Image-guided frameless stereotactic techniques provide an alternative to traditional head-frame fixation in the performance of fine-needle biopsies. However, these techniques still require rigid head fixation, usually in the form of a head holder. The authors report on a series of fine-needle biopsies and brain abscess aspirations in which a frameless technique was used with a patient's head supported on a horseshoe headholder. To validate this technique, they performed an in vitro accuracy study.

Methods

Forty-eight patients underwent fine-needle biopsy of intracranial lesions that ranged in size from 0.9 to more than 107.7 ml; a fiducial-less, frameless, image-guided technique was used without rigid head fixation. In 1 of the 48 patients a cerebral abscess was drained. The accuracy study was performed with a skull phantom that was imaged with a CT scanner and tracked with a registration mask containing light-emitting diodes. The objective was a skin fiducial marker with a 4-mm circular target to accommodate the 2.5-mm biopsy needle. A series of 50 trials was conducted.

Results

Diagnostic tissue was obtained on the first attempt in 47 of 48 brain biopsy cases. In 2 cases small hemorrhages at the biopsy site were noted as a complication on the postoperative CT scan.
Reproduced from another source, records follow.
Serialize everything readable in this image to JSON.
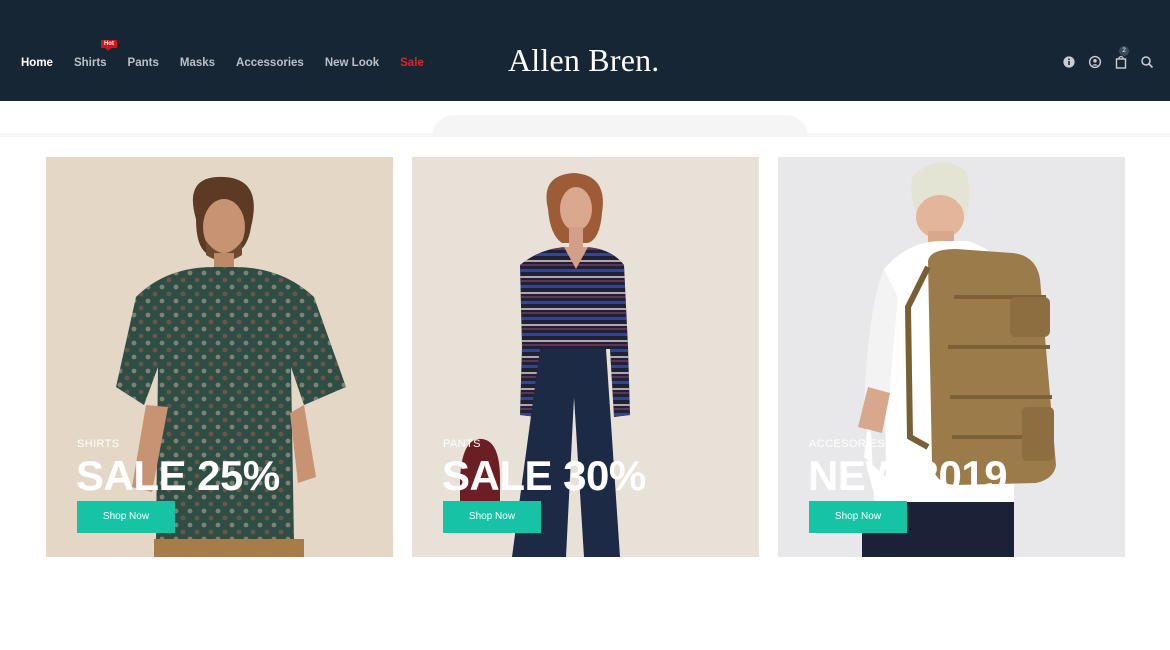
{
  "header": {
    "logo": "Allen Bren.",
    "nav": [
      {
        "label": "Home",
        "active": true
      },
      {
        "label": "Shirts",
        "badge": "Hot"
      },
      {
        "label": "Pants"
      },
      {
        "label": "Masks"
      },
      {
        "label": "Accessories"
      },
      {
        "label": "New Look"
      },
      {
        "label": "Sale",
        "highlight": "#e3202b"
      }
    ],
    "icons": [
      "info-icon",
      "user-icon",
      "cart-icon",
      "search-icon"
    ],
    "cart_count": "2",
    "background": "#172635"
  },
  "banners": [
    {
      "category": "SHIRTS",
      "headline": "SALE 25%",
      "button": "Shop Now"
    },
    {
      "category": "PANTS",
      "headline": "SALE 30%",
      "button": "Shop Now"
    },
    {
      "category": "ACCESORIES",
      "headline": "NEW 2019",
      "button": "Shop Now"
    }
  ],
  "colors": {
    "accent": "#16c4a5",
    "sale": "#e3202b",
    "badge": "#d4141c"
  }
}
One of these hemorrhages resulted in hand and arm weakness. The accuracy study demonstrated a 98% success rate of the biopsy needle passing through the 4-mm circular target using the registration mask as the registration and tracking device. This demonstrates a ± 0.75-mm tolerance on the targeting method.

Conclusions

The accuracy study demonstrated the ability of the mask to actively track the target and allow navigation to a 4-mm-diameter circular target with a 98% success rate. The frameless, pinless, fiducial-less technique described herein will likely be another safe, fast alternative to frame-based stereotactic techniques for fine-needle biopsy that avoids the potential morbidity of rigid head-pin fixation. Furthermore, it should lend itself to other image-guided applications such as the placement of ventricular catheters for shunting or Ommaya reservoirs.